Cette rétrospective révèle comment, à partir d’éléments standards, de matériaux industriels bruts, l’artiste redéfinit la sculpture comme un lieu d’expérience de l’espace, de la forme et de la matière. Carl Andre a également composé nombre de poèmes en employant les mots pour leur valeur aussi bien sémantique et sonore que visuelle. L’apparente simplicité des œuvres remet en jeu les notions traditionnelles de technique, de composition, d’installation où le visiteur est partie prenante de l’œuvre.
Arrivé à New York en 1957, Carl Andre s’essaie à la poésie et réalise ses premières sculptures de petit format. Il s’intéresse rapidement aux propriétés de la matière : forme, poids, surface. Dès 1965, il emploie des éléments industriels qu’il assemble lui-même : bois, métaux, briques, bottes de foin, en relation avec les lieux où il expose. L’artiste n’a de cesse depuis de réagir aux espaces proposés par les galeries, musées, villes. Il travaille avec les éléments qu’il trouve sur place, assemble ce qu’il peut manipuler seul, réalise des ensembles à la fois très présents et en même temps si intégrés aux espaces qu’ils semblent avoir toujours été là.

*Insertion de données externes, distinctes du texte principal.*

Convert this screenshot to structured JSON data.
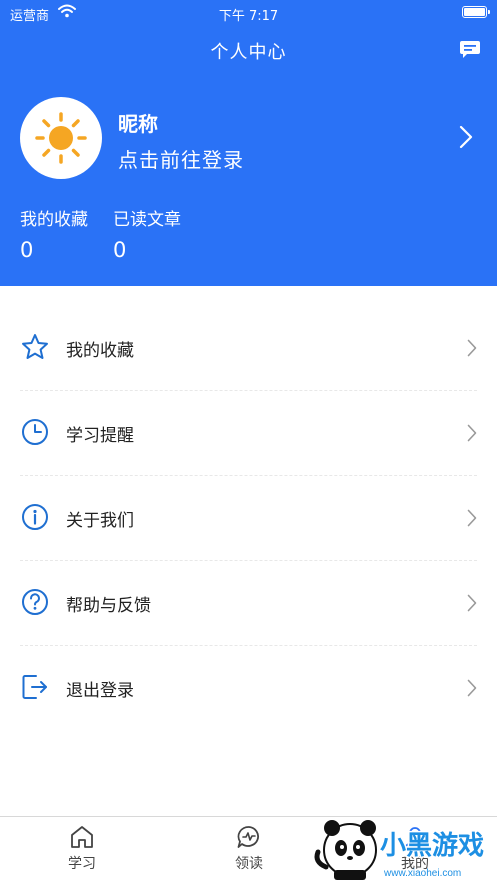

Avec Carl Andre, l’œuvre d’art change de statut : elle n’est plus un élément symbolique ou figuratif, mais un objet réel qui fait partie du monde, au même titre qu’un arbre ou un mur. Au cours des années soixante, l’artiste a évolué dans sa conception de la sculpture, d’abord comme forme, puis structure et finalement comme un lieu (« sculpture as place »). « J’ai des désirs; je n’ai pas d’idées. C’est pour moi un désir physique de trouver le matériel et un lieu où travailler » (entretien de l’artiste avec Marta Gynp, 2015).
Cette première exposition consacrée à Carl Andre en France depuis vingt ans (la dernière ayant eu lieu au musée Cantini à Marseille en 1997), correspond à la politique du Musée d’Art moderne de relecture des grands artistes fondateurs de la modernité. Commissaires : Sébastien Gokalp, Yasmil Raymond et Philippe Vergne.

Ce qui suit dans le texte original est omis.